Beim Frühstück erzählte man uns, wie genial die Sicht vom Hohen Brett auf die anderen Gipfel ist. Aha. Wir sehen nichts. Machen stattdessen kurz eine Verschnaufpause und treten den Rückweg zum Haus an, bevor uns Hände und Füße abgefroren sind.

Der Rückweg ist anspruchsvoller als der Anstieg. Auf dem Hosenboden klettern wir die steilen Passagen hinab. Konzentration ist gefragt, wenn man jeden Schritt bedacht wählen muss. Während gestern das Herz gefordert war, ist es heute der Kopf. Wann immer wir etwas mit den Füßen wegrutschen, zwingen wir uns, eine Pause zu machen, um neue Energie zu sammeln und schadenfrei unten anzukommen.
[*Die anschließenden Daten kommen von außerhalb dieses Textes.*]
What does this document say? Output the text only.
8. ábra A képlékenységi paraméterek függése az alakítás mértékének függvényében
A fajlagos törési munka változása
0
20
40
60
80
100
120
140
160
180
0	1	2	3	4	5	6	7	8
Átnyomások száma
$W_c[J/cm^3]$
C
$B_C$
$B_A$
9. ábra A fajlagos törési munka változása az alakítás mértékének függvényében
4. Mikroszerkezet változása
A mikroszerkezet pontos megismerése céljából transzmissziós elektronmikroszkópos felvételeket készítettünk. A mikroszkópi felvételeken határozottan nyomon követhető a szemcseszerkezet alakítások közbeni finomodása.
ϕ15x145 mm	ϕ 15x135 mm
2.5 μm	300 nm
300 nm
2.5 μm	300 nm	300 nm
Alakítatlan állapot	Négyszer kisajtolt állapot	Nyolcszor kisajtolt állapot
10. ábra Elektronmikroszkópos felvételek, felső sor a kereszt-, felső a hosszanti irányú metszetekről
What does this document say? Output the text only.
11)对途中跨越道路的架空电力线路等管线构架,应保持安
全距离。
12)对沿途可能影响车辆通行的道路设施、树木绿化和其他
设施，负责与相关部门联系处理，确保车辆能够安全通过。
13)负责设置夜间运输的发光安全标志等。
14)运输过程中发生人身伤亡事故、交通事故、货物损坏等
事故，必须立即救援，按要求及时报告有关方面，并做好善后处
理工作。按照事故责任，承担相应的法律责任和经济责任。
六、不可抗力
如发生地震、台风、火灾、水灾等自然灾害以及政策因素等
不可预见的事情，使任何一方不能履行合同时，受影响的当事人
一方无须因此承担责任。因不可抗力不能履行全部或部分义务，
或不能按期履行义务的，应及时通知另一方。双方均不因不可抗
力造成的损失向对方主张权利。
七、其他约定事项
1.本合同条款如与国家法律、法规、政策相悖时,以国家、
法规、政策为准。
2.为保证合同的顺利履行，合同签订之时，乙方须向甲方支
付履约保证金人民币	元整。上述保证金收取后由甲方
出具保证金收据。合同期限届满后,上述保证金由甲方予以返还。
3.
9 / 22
So anstrengend der Weg für den Kopf, so befreiend ist er gleichermaßen. Alle Gedanken sind weggeblasen. Der Kopf ist vollkommen befreit als wir abends bei Weizenbier und Kaiserschmarn den wundervollen Tag revue passieren lassen. Wäre da nur nicht die kalte Nacht, die uns bevor steht… Morgen: Frühstück: 5.30 Uhr – zum Glück.


  • Ein schmaler Holzsteig unweit vom Stahlhaus ist der Beginn der Tour
  • Trotz dichter Wolken machen wir uns auf zum Hohen Brett
  • Der Wanderweg führt über rutschiges Geröll nach oben
  • Es klart auf: die Aussicht auf die Berglandschaft ist einmalig
  • Ungestört leben die Gämsen in den Ebenen rund um das Hohe Brett
  • Dicht am Abhang führt der Weg durch tiefhängende Wolken
  • Gipfelkreuz Hohes Brett
  • Geschafft. Das Hohe Brett auf 2.340m üNN ist erreicht

Etappe 3: Vom Carl-von-Stahl-Haus zum Schneibstein

Distanz: 2,8 Kilometer
Dauer: zwei Stunden
Höhenmeter: + 543

Der Tag startet mit einem guten Frühstück und klarem Himmel. Endlich. Endlich sehen wir die umliegenden Berge und das gesamte Panorama der Berchtesgadener Alpen. Uns steht ein sonniger, aber auch anstrengender Tag bevor. Der erste Tag, der auf einer Berghütte startet und auf einer Berghütte (auf der Gotzenalm) endet.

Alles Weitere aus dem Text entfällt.